The world’s largest and most important forex market had a volatile session on Tuesday, with most major currency pairs reacting sharply to news. EUR/USD turned positive above 1.0800 on the American session but ended up making further downside extending the pair’s current multi-day bearishness. At the same time, GBP/USD continued its strong start to the week, pushing higher and trading well above the 1.2900 level. In comparison, the USD/JPY saw downside pressure reassert itself following a very brief trip into fresh highs just above the 151.00 figure.
The market's focus is expected to shift toward the Reserve Bank of Australia's (RBA) Monthly CPI Indicator, as traders seek clues regarding future economic policy. Additionally, President Donald Trump-inspired World Liberty Financial (WLFI) confirmed the launch of its USD1 stablecoin, backed 1:1 with the US Dollar, adding another layer of interest to the currency markets.
Tuesday marked the end of the Greenback’s reignition. Tariff worries, along with fears over a potential US economic slowdown, added to the uncertainty. This time the pause brought some rewards with a recovery in all the currencies closely linked with risk appetite. At the same time, WTI prices were unable to keep their initial gains, retreating below $69.00 again on persistent supply worries.
On the European side of the pond, European Central Bank speaker Cipollone is slated to speak – possibly swaying the direction of market sentiment. The gloomy US Consumer Confidence figures put a damper on demand for the USD. In turn, some of the key currency pairs were able to stay afloat. The Core Personal Consumption Expenditures (PCE), the Fed’s favored inflation measure, is expected later this week.
Adding to the complexity of the market, disappointing consumer sentiment data for March and New Home Sales figures from the US have weighed on the USD. Seizing the opportunity The bullish spell for AUD/USD has taken a firm hold.

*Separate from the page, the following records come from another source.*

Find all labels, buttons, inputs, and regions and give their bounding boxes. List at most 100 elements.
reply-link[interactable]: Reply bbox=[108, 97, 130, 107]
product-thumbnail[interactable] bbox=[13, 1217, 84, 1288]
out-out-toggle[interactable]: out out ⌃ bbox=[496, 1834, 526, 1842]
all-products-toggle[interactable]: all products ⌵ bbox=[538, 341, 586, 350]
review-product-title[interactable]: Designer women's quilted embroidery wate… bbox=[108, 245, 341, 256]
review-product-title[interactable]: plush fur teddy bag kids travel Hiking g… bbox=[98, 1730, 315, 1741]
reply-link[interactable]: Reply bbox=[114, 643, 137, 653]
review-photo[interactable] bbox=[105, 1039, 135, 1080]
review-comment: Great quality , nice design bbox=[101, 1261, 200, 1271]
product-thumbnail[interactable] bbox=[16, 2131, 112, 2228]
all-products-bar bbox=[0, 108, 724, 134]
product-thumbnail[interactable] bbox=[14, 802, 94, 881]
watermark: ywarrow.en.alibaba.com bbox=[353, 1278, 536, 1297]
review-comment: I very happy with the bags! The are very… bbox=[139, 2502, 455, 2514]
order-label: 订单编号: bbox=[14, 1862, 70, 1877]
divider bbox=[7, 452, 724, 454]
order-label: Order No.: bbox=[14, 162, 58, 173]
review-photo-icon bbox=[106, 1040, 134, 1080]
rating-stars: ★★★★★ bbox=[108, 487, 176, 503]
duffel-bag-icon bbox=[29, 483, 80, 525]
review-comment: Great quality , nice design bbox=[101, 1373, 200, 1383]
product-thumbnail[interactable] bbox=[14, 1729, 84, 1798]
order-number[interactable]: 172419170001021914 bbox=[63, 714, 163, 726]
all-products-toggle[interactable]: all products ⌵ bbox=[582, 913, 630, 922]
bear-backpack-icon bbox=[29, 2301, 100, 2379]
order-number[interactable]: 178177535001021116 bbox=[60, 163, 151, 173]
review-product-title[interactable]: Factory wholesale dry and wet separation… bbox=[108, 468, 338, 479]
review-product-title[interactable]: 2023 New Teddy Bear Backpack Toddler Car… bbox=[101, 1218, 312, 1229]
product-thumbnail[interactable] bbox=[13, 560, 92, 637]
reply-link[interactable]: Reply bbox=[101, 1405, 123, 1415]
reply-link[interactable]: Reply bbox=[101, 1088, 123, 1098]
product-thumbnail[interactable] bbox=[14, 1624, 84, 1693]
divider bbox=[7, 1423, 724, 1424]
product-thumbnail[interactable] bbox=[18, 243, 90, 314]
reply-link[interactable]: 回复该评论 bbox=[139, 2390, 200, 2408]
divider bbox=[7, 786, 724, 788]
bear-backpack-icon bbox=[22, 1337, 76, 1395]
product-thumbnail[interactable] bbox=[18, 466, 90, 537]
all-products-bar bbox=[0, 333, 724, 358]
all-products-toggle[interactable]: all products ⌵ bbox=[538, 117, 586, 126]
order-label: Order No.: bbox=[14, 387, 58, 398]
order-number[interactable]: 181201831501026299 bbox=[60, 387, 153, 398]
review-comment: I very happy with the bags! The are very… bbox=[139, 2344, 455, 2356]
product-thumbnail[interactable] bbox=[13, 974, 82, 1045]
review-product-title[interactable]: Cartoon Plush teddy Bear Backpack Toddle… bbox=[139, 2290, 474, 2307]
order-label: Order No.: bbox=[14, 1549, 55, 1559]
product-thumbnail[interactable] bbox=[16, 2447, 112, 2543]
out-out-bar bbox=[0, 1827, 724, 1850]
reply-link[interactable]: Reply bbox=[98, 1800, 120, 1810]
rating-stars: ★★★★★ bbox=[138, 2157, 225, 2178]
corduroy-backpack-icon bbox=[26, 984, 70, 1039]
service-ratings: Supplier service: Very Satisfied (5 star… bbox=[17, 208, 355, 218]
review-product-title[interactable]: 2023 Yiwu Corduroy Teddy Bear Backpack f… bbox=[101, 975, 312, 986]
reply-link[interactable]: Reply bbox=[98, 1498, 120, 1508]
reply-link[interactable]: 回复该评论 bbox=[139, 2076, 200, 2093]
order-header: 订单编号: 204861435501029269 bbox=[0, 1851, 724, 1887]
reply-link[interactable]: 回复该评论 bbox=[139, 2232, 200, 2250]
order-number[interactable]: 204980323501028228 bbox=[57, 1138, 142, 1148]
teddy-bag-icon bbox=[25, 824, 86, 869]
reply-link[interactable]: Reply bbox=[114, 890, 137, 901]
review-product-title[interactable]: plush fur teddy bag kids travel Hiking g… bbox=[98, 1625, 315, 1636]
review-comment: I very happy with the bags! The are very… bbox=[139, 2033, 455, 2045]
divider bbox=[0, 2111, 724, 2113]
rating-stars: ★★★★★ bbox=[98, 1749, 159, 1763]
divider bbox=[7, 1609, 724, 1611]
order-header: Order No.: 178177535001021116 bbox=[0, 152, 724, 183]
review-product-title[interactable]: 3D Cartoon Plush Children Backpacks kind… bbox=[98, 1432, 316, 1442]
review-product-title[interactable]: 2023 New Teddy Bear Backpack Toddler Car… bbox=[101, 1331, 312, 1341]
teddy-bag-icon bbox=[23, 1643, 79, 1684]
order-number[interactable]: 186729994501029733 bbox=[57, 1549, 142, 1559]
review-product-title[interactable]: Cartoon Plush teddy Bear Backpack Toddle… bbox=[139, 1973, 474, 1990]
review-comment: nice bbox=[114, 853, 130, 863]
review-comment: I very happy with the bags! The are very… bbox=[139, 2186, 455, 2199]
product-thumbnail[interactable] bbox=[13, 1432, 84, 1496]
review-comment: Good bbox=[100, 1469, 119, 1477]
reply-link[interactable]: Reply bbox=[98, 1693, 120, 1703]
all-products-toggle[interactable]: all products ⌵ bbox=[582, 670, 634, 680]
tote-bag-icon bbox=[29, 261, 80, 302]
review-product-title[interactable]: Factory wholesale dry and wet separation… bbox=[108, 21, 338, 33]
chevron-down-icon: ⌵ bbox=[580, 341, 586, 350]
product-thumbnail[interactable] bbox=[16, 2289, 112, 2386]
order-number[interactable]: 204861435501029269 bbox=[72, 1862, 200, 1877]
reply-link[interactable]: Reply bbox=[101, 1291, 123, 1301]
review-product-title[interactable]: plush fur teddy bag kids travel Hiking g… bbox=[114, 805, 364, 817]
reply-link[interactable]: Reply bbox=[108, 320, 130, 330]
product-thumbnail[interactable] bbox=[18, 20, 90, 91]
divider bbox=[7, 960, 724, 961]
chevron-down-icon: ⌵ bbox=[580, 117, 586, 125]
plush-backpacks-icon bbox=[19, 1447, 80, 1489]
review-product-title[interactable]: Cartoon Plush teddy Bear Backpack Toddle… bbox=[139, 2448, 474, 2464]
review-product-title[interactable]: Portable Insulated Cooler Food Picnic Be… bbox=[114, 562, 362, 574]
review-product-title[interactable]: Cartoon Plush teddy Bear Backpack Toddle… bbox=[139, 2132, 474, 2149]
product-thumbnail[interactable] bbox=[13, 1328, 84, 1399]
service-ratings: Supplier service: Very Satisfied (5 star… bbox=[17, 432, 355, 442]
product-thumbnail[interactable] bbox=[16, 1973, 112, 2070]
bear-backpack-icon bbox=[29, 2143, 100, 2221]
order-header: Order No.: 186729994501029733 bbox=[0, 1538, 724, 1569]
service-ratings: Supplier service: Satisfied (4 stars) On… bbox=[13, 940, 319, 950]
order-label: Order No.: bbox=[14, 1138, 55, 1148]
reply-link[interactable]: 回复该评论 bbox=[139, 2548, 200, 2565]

Now it has blown through the 0.6300 level and into three-day highs.
DXY gave divergent signals as it broke through the key support area at 104.00. All that happened after it gave up some of its longer-term bounce, driven in large part by US yields moving around.
As analysts try to get a read on where the US economy is headed, business and consumer surveys continue to be a key cog in the wheel. As the tug of war persists between positive economic data and negative sentiment indicators, economic market participants are still left to wade through the chaos.